Here’s a machine which was entered in the farm workshop competition at the Essex Young Farmers Show earlier this month.
The weather over here has certainly made fools of many this year.
As the dry weather persisted, forecasters were searching for superlatives, and then the heavens opened, and the story reversed to became flood control, sodden fields and how best the surplus of rain water could be controlled.
The spiker-aerator must be the only machine which has a value in both times of drought and flood.
When the season is very dry, it helps any moisture that does arrive to percolate down from the soil surface, reducing the amount lost through evaporation.
When the rain is continuous, the millions of slits across the field provide the rain water with a channel into the lower soil structures, very considerably reducing in the volume of field run-off.
Getting water, as well as air, to grass plant roots is a vital way to promote growth.
Steve Mynott from Halstead, in Essex, re-engineered an old Lely power harrow by welding worn tines to the axle of the crumbler roller, which was shorn of all its bars.
The angled base of each tine provides a useful area to weld on the tube.
Steve used the back end of the flat piece which squares up reasonably well with the tube, which is fitted with convenient flanges against which the tines can be positioned and welded.
Every other row has no flange, and for these, he used a short length of angle as a support for the other side.
The tines are located so that their straight back edge is leading into the grass rather than the curved front.
Like commercial aerators, Steve finds the effect is to raise grass yield by around 30%, which provides a very worthwhile saving on fertilisers.
With better water percolation, the fields have a drier surface in wet weather.
Surface applied slurry is washed into the soil faster than before he started using the machine, which was some two years ago.

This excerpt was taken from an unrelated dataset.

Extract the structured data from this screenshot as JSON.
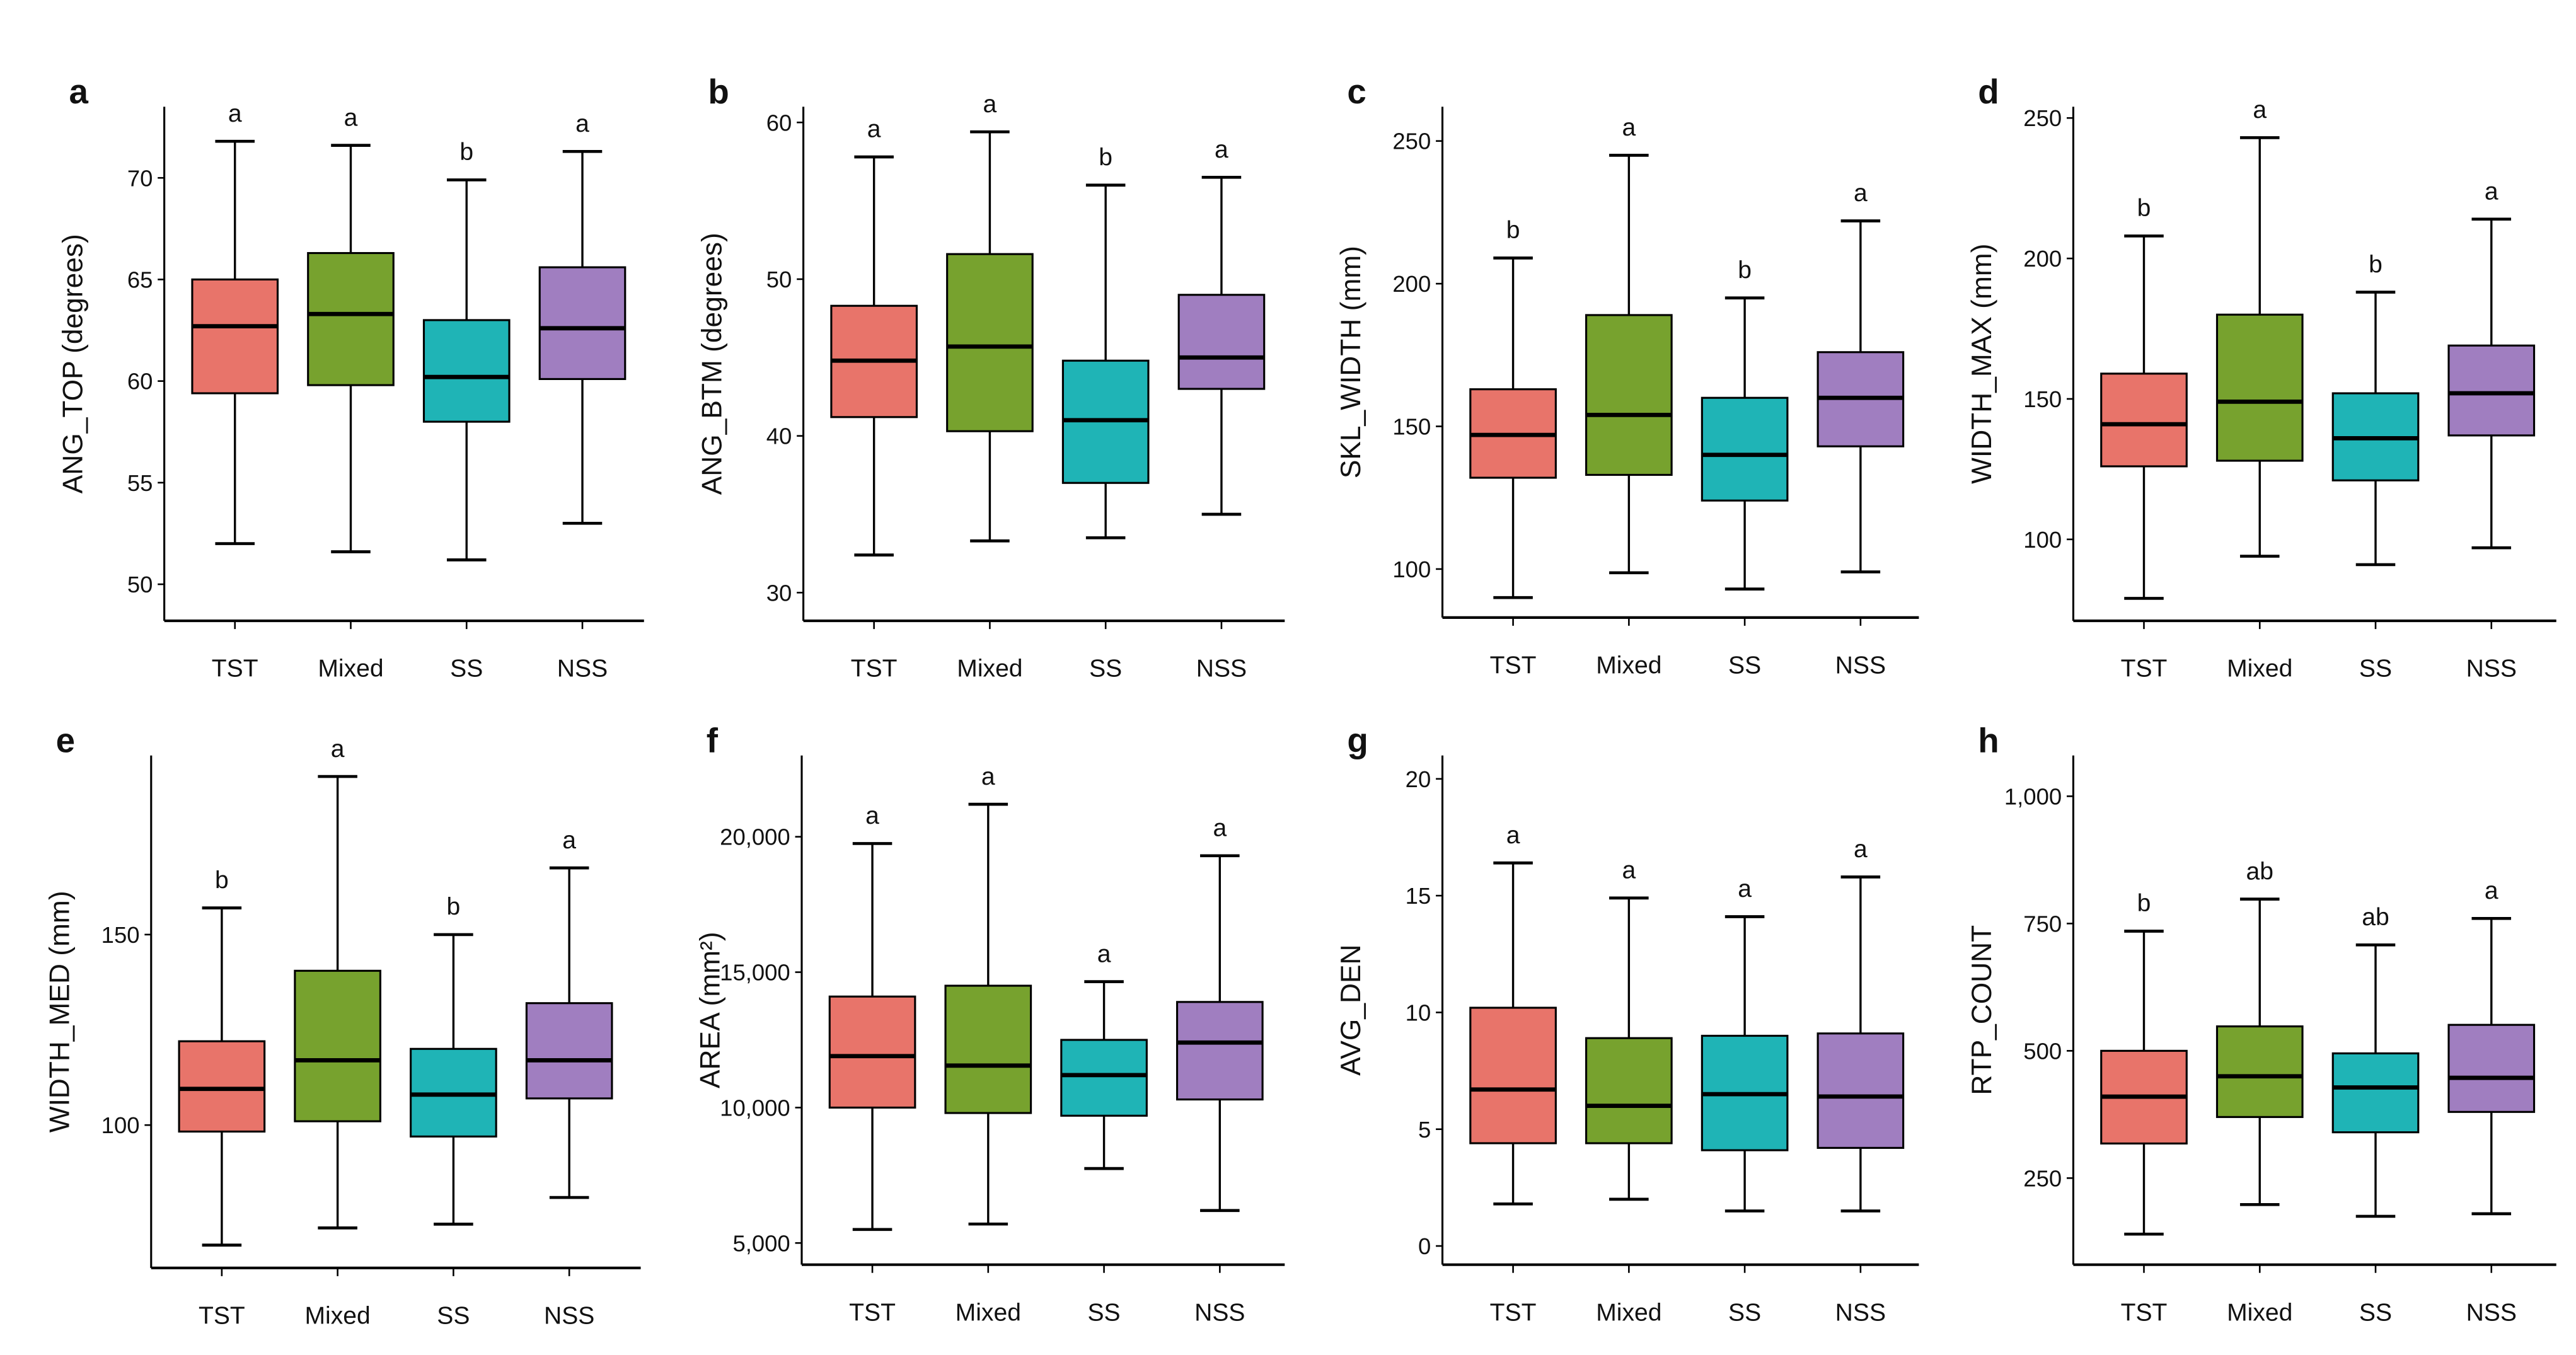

His main grass crop is hay, and yields are easy to measure. Working the machine requires patience, as the 3m width can only be pulled relatively slowly, not because of a lack of power, but because the whole thing can be lifted when a tine hits a buried stone.
In the field, Steve adds some extra weight on the back which helps penetration, which is as good as for any machine I have ever seen — between four and five inches on each tine is shining.

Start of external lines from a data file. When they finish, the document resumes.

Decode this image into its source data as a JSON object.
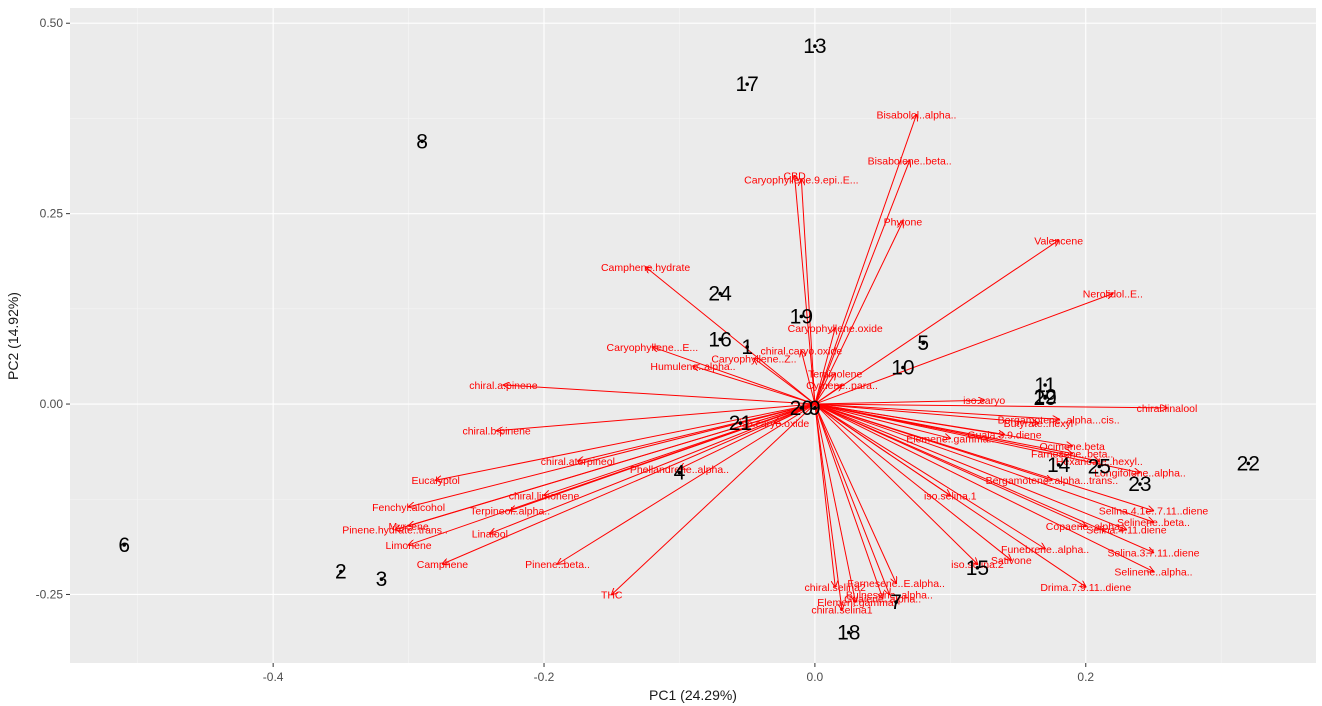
{
  "chart_data": {
    "type": "scatter",
    "subtype": "pca-biplot",
    "xlabel": "PC1 (24.29%)",
    "ylabel": "PC2 (14.92%)",
    "xlim": [
      -0.55,
      0.37
    ],
    "ylim": [
      -0.34,
      0.52
    ],
    "x_ticks": [
      -0.4,
      -0.2,
      0.0,
      0.2
    ],
    "x_tick_labels": [
      "-0.4",
      "-0.2",
      "0.0",
      "0.2"
    ],
    "y_ticks": [
      -0.25,
      0.0,
      0.25,
      0.5
    ],
    "y_tick_labels": [
      "-0.25",
      "0.00",
      "0.25",
      "0.50"
    ],
    "grid": true,
    "background": "#ebebeb",
    "loading_color": "#ff0000",
    "observation_color": "#000000",
    "observations": [
      {
        "label": "1",
        "x": -0.05,
        "y": 0.075
      },
      {
        "label": "2",
        "x": -0.35,
        "y": -0.22
      },
      {
        "label": "3",
        "x": -0.32,
        "y": -0.23
      },
      {
        "label": "4",
        "x": -0.1,
        "y": -0.09
      },
      {
        "label": "5",
        "x": 0.08,
        "y": 0.08
      },
      {
        "label": "6",
        "x": -0.51,
        "y": -0.185
      },
      {
        "label": "7",
        "x": 0.06,
        "y": -0.26
      },
      {
        "label": "8",
        "x": -0.29,
        "y": 0.345
      },
      {
        "label": "9",
        "x": 0.0,
        "y": -0.005
      },
      {
        "label": "10",
        "x": 0.065,
        "y": 0.048
      },
      {
        "label": "11",
        "x": 0.17,
        "y": 0.025
      },
      {
        "label": "12",
        "x": 0.17,
        "y": 0.01
      },
      {
        "label": "13",
        "x": 0.0,
        "y": 0.47
      },
      {
        "label": "14",
        "x": 0.18,
        "y": -0.08
      },
      {
        "label": "15",
        "x": 0.12,
        "y": -0.215
      },
      {
        "label": "16",
        "x": -0.07,
        "y": 0.085
      },
      {
        "label": "17",
        "x": -0.05,
        "y": 0.42
      },
      {
        "label": "18",
        "x": 0.025,
        "y": -0.3
      },
      {
        "label": "19",
        "x": -0.01,
        "y": 0.115
      },
      {
        "label": "20",
        "x": -0.01,
        "y": -0.005
      },
      {
        "label": "21",
        "x": -0.055,
        "y": -0.025
      },
      {
        "label": "22",
        "x": 0.32,
        "y": -0.078
      },
      {
        "label": "23",
        "x": 0.24,
        "y": -0.105
      },
      {
        "label": "24",
        "x": -0.07,
        "y": 0.145
      },
      {
        "label": "25",
        "x": 0.21,
        "y": -0.082
      },
      {
        "label": "29",
        "x": 0.17,
        "y": 0.008
      }
    ],
    "loadings": [
      {
        "name": "Bisabolol..alpha..",
        "x": 0.075,
        "y": 0.38
      },
      {
        "name": "Bisabolene..beta..",
        "x": 0.07,
        "y": 0.32
      },
      {
        "name": "CBD",
        "x": -0.015,
        "y": 0.3
      },
      {
        "name": "Caryophyllene.9.epi..E...",
        "x": -0.01,
        "y": 0.295
      },
      {
        "name": "Phytone",
        "x": 0.065,
        "y": 0.24
      },
      {
        "name": "Valencene",
        "x": 0.18,
        "y": 0.215
      },
      {
        "name": "Nerolidol..E..",
        "x": 0.22,
        "y": 0.145
      },
      {
        "name": "Camphene.hydrate",
        "x": -0.125,
        "y": 0.18
      },
      {
        "name": "Caryophyllene.oxide",
        "x": 0.015,
        "y": 0.1
      },
      {
        "name": "Caryophyllene...E...",
        "x": -0.12,
        "y": 0.075
      },
      {
        "name": "Caryophyllene..Z..",
        "x": -0.045,
        "y": 0.06
      },
      {
        "name": "chiral.caryo.oxide",
        "x": -0.01,
        "y": 0.07
      },
      {
        "name": "Humulene..alpha..",
        "x": -0.09,
        "y": 0.05
      },
      {
        "name": "Terpinolene",
        "x": 0.015,
        "y": 0.04
      },
      {
        "name": "Cymene..para..",
        "x": 0.02,
        "y": 0.025
      },
      {
        "name": "chiral.a.pinene",
        "x": -0.23,
        "y": 0.025
      },
      {
        "name": "chiral.b.pinene",
        "x": -0.235,
        "y": -0.035
      },
      {
        "name": "iso.caryo",
        "x": 0.125,
        "y": 0.005
      },
      {
        "name": "chiral.linalool",
        "x": 0.26,
        "y": -0.005
      },
      {
        "name": "Bergamotene..alpha...cis..",
        "x": 0.18,
        "y": -0.02
      },
      {
        "name": "Butyrate..hexyl",
        "x": 0.165,
        "y": -0.025
      },
      {
        "name": "Elemene..gamma..",
        "x": 0.1,
        "y": -0.045
      },
      {
        "name": "Guaia.3.9.diene",
        "x": 0.14,
        "y": -0.04
      },
      {
        "name": "Farnesene..beta..",
        "x": 0.19,
        "y": -0.065
      },
      {
        "name": "Ocimene.beta",
        "x": 0.19,
        "y": -0.055
      },
      {
        "name": "Hexanoate..hexyl..",
        "x": 0.21,
        "y": -0.075
      },
      {
        "name": "Longifolene..alpha..",
        "x": 0.24,
        "y": -0.09
      },
      {
        "name": "Bergamotene..alpha...trans..",
        "x": 0.175,
        "y": -0.1
      },
      {
        "name": "iso.caryo.oxide",
        "x": -0.03,
        "y": -0.025
      },
      {
        "name": "iso.selina.1",
        "x": 0.1,
        "y": -0.12
      },
      {
        "name": "Selina.4.1e..7.11..diene",
        "x": 0.25,
        "y": -0.14
      },
      {
        "name": "Selinene..beta..",
        "x": 0.25,
        "y": -0.155
      },
      {
        "name": "Copaene..alpha..",
        "x": 0.2,
        "y": -0.16
      },
      {
        "name": "Selina.4.11.diene",
        "x": 0.23,
        "y": -0.165
      },
      {
        "name": "Funebrene..alpha..",
        "x": 0.17,
        "y": -0.19
      },
      {
        "name": "iso.selina.2",
        "x": 0.12,
        "y": -0.21
      },
      {
        "name": "Sativone",
        "x": 0.145,
        "y": -0.205
      },
      {
        "name": "Selina.3.7.11..diene",
        "x": 0.25,
        "y": -0.195
      },
      {
        "name": "Selinene..alpha..",
        "x": 0.25,
        "y": -0.22
      },
      {
        "name": "Drima.7.9.11..diene",
        "x": 0.2,
        "y": -0.24
      },
      {
        "name": "Guaiene..alpha..",
        "x": 0.05,
        "y": -0.255
      },
      {
        "name": "chiral.selina2",
        "x": 0.015,
        "y": -0.24
      },
      {
        "name": "Farnesene..E.alpha..",
        "x": 0.06,
        "y": -0.235
      },
      {
        "name": "Bulnesene..alpha..",
        "x": 0.055,
        "y": -0.25
      },
      {
        "name": "chiral.selina1",
        "x": 0.02,
        "y": -0.27
      },
      {
        "name": "Element.gamma",
        "x": 0.03,
        "y": -0.26
      },
      {
        "name": "chiral.aterpineol",
        "x": -0.175,
        "y": -0.075
      },
      {
        "name": "Phellandrene..alpha..",
        "x": -0.1,
        "y": -0.085
      },
      {
        "name": "Eucalyptol",
        "x": -0.28,
        "y": -0.1
      },
      {
        "name": "chiral.limonene",
        "x": -0.2,
        "y": -0.12
      },
      {
        "name": "Fenchyl.alcohol",
        "x": -0.3,
        "y": -0.135
      },
      {
        "name": "Terpineol..alpha..",
        "x": -0.225,
        "y": -0.14
      },
      {
        "name": "Myrcene",
        "x": -0.3,
        "y": -0.16
      },
      {
        "name": "Pinene.hydrate..trans..",
        "x": -0.31,
        "y": -0.165
      },
      {
        "name": "Linalool",
        "x": -0.24,
        "y": -0.17
      },
      {
        "name": "Limonene",
        "x": -0.3,
        "y": -0.185
      },
      {
        "name": "Camphene",
        "x": -0.275,
        "y": -0.21
      },
      {
        "name": "Pinene..beta..",
        "x": -0.19,
        "y": -0.21
      },
      {
        "name": "THC",
        "x": -0.15,
        "y": -0.25
      }
    ]
  }
}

Despite its lack of paint and sophistication, the slitter-aerator was a worthy prize winner in the workshop competition in this one-day event organised by the Essex Young Farmers, and which attracts 18,000 visitors.
The machine is the ultimate in recycling, and the only cost was in the welding, done with a stick machine.
Grass aerators provide benefits all round, and their use should be seriously considered by all farmers who are looking for better grass output, as well as environmental improvements from lower rain water run-off, stream pollution, and an increase in underwater aquifer flow.
They are not, of course, a 100% cure for soil compaction. That needs much lighter machinery working land that has been loosened mechanically and by surface weathering.